Netflix Maniac

Netflix a dévoilé une minisérie récemment qui fait beaucoup jaser en raison de sa distribution oscarisée. Maniac, menée à l’écran par les personnages d’Emma Stone et de Jonah Hill, est une série dystopique qui attaque de front la question de la santé mentale avec une approche résolument différente et pas forcément simple à résumer, mais, en gros, on tente d’établir une procédure afin de corriger tous les maux de l’âme en manipulant l’esprit vers un état souhaité.

On se trouve à New York dans un présent (ou un avenir) différent de celui que l’on connaît. La technologie ne s’est pas développée de la même façon et le monde n’a pas la même allure. Les ordinateurs et la publicité ont pris une très grande place sur la vie des gens et, en réaction, l’isolement est un problème alarmant qui force la population à se réfugier dans leurs domiciles dispendieux.

Finalement, ce n’est pas si différent, mais il y a des allures de science-fiction ici, à la Blade Runner, sans trop appuyer les différences et embourber le propos avec des explications. La série de Patrick Somerville et Cary Fukunaga, qui ont travaillé respectivement sur The Leftovers et True Detective, se démarque vite avec sa proposition unique même si elle emprunte énormément aux canons du genre.

Ainsi, l’univers parallèle de Maniac est très familier, même si on ne le connaît pas du tout. Il y a du Orwell là-dedans, du Black Mirror, du Brazil de Terry Gilliam et des dizaines d’autres influences avec une cigarette au bec pour la majorité des scènes. Au-delà de ces petits irritants, on plonge rapidement dans  Maniac même si on commence à comprendre la direction du récit au troisième épisode seulement.

C’est d’ailleurs un défaut majeur de Maniac : je n’ai pas le temps d’attendre deux ou trois heures avant de déterminer si une série m’intéresse ou non. C’est malheureux, mais Netflix nous a habitués à un modèle plus immédiat d’appréciation et quand on tente le pari de nous garder en haleine sur des promesses vides de belles choses à venir éventuellement, on décroche vite. Maniac, c’est un peu ça. Hill et Stone dévoilent doucement leurs personnages et on nous promet, implicitement, que le récit s’étoffera en cours de route.

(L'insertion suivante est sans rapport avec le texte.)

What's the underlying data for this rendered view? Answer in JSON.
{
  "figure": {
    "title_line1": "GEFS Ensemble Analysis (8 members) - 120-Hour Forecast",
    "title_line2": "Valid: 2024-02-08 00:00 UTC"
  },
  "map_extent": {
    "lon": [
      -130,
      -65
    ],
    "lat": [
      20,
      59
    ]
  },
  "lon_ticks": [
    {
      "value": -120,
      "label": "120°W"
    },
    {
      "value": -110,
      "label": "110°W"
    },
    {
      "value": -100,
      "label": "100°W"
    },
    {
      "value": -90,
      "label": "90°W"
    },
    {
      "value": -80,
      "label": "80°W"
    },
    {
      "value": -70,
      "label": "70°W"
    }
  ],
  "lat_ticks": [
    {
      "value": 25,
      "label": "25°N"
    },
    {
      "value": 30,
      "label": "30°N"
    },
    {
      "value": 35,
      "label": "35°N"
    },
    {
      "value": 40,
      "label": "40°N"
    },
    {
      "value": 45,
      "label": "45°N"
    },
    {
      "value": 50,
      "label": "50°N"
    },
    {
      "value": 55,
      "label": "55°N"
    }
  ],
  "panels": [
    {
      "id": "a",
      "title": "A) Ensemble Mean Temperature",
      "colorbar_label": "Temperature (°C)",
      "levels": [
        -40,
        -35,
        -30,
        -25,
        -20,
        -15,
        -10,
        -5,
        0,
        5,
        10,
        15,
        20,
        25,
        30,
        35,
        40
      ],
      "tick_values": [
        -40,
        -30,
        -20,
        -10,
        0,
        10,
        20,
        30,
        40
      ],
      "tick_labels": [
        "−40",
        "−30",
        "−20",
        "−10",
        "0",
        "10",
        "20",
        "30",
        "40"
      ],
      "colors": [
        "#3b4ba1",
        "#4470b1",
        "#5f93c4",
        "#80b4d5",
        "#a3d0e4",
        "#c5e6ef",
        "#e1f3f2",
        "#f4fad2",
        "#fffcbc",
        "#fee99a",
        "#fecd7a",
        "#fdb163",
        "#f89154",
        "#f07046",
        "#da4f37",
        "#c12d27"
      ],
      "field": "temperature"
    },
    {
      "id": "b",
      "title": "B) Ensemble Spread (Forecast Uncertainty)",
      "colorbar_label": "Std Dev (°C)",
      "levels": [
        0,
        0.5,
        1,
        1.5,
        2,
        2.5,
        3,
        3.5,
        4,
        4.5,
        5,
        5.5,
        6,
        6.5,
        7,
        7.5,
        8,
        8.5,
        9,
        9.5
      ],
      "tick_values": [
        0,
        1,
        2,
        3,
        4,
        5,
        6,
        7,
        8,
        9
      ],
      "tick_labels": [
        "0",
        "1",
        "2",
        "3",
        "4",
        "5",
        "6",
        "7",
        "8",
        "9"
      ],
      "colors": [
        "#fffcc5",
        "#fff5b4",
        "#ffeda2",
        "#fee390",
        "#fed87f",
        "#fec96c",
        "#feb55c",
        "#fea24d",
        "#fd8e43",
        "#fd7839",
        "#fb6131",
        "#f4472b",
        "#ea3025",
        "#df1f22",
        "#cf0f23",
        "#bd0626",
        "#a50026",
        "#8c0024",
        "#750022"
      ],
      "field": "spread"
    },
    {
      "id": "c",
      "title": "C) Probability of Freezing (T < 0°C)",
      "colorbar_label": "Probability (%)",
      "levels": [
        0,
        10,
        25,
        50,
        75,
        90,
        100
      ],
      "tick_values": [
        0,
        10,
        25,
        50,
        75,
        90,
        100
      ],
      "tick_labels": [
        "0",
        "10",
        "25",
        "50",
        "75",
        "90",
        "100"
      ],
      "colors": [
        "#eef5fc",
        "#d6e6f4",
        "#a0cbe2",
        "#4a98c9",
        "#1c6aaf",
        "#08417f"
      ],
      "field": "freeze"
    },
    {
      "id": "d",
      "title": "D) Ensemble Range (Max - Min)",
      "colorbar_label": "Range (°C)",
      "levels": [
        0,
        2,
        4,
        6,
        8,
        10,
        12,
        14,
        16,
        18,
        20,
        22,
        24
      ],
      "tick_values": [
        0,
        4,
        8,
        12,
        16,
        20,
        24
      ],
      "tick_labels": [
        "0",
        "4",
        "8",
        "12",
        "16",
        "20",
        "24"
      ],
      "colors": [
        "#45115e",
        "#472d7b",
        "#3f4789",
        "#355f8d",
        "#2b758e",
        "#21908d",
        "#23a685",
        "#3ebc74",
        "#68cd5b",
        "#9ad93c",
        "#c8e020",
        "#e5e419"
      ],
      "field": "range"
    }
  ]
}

Alors, il faut persévérer, parce que oui Maniac trouve son rythme quand on nous dévoile finalement l’objectif de l’aventure : explorer les songes de ces personnages lors d’une retraite clinique pour évaluer l’efficacité d’une série de médicaments cherchant à régler tous les problèmes de maladies mentales.

Gros mandat, certainement, mais surtout un gros canevas pour se payer un voyage à l’intérieur des souvenirs, des fantasmes et des fantaisies des différents personnages. Ainsi, on quitte le New York dystopique du récit pour suivre Hill et Stone dans une panoplies d’aventures, de l’espionnage à la vie de banlieue en passant par des scènes d’actions et autres moments cocasses empruntés à l’imaginaire collectif appuyé par plus de cent ans de cinéma.

C’est riche, éclaté, divertissant et surprenant. On s’y perd rapidement, mais c’est une dérive fort agréable et Maniac gagne à être découvert à petites doses. Le format de 45 minutes par épisode est parfait et il faut espacer les visionnements. Un ou deux à la fois, comme avec Black Mirror, et on laisse la dérive prendre le dessus, un peu comme la médication sur les personnages du récit.

Laissez-vous surprendre même si, lors des deux premiers épisodes, votre réflexe sera de passer à un autre appel.